Stéphane Bancel, le PDG français de Moderna, célèbre cette année son entrée dans le classement Forbes des plus grosses fortunes de France, grâce aux 3,5 milliards d'euros gagnés grâce à la pandémie mondiale. Non, le profit n'est pas un mot interdit en France, encore moins quand il frôle l'indécence.
Vous dites croire que l'alliance de la liberté d'entreprise et de la mondialisation est vecteur de progrès. Quelle alliance efficace, en effet : plus de 100 000 morts dans notre pays et une liberté d'entreprise telle que nous n'avons trouvé ni vaccin ni traitement contre le covid-19. Autrement dit, il faudrait préciser ce que vous appelez progrès.
Autre reproche, un grand classique : je donnerais dans la caricature. Pour vous, n'est caricatural que ce qui désigne les riches. En revanche, quand le Président de la République dit qu'une gare, « c'est un lieu où on croise des gens qui réussissent et des gens qui ne sont rien », quand un député de La République en marche prétend que les chômeurs partent aux Bahamas avec leur allocation ou quand M. Castaner déclare qu'ils prennent deux ans de vacances, il s'agit de propos mesurés et raisonnables.
Un autre grand classique est de dire que ces entreprises créent de l'emploi. Et quel emploi ! Pour un emploi créé par Amazon, six sont détruits dans les petits commerces. Chez Amazon, les livreurs urinent dans des bouteilles en plastique et ne prennent pas de pause de peur d'être licenciés. Quand ils s'organisent en syndicat, ils sont persécutés par leur direction. En voilà un métier d'avenir épanouissant ! Si vous n'y trouvez rien à redire, je me demande bien pourquoi vous ne conseillez pas à vos enfants d'y postuler.
Alors, collègues, ne sommes-nous pas bien là, à protéger les riches alors que le malheur se compte par millions ? Le point commun flagrant de tous vos arguments est que vous parlez toujours du point de vue de celui qui accumule, jamais du point de vue de celui qui n'a rien ou si peu. Le sort réservé aux classes moyennes, aux ouvriers, employés ou précaires vous indiffère. Si vous trouviez insupportable que l'on puisse vivre dans l'angoisse du lendemain, vous n'auriez aucun remords à aller chercher l'argent là où il est.

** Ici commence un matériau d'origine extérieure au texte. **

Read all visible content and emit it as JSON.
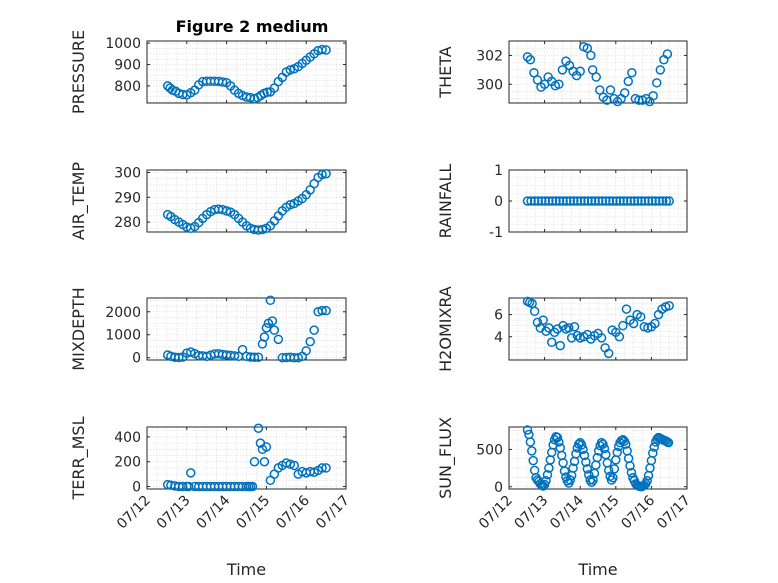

Mais vous ne vous préoccupez que de l'existence de quelques-uns. Depuis quatre ans, vous veillez scrupuleusement à la séparation des plus fortunés du reste de la population. Depuis quatre ans, vous faites un pari terrible : vous misez sur le silence de la majorité sociale de notre pays, pour lui faire subir toujours plus d'injustice. C'est la jurisprudence « gilets jaunes » : vous franchissez toujours plus le seuil de l'intolérable, puis vous faites les étonnés quand le peuple déferle soudainement sur les ronds-points. Vous avez érigé l'injustice en doctrine politique. C'est elle qui a produit le mouvement des gilets jaunes, et ceux contre les réformes des retraites ou de l'assurance chômage.
Collègues, vous vous éloignez bien de vos prédécesseurs. En 1916, la contribution exceptionnelle sur les bénéfices extraordinaires réalisés pendant la guerre avait été plébiscitée : 470 voix pour, une seule voix contre. Le député Isidore Tournan en résumait ainsi la logique : « La France a montré de quels prodiges de bravoure et d'endurance elle est capable. Tous les espoirs sont permis si, dans votre pensée comme dans votre action, vous ne séparez jamais l'idée de patrie de l'idée de justice. »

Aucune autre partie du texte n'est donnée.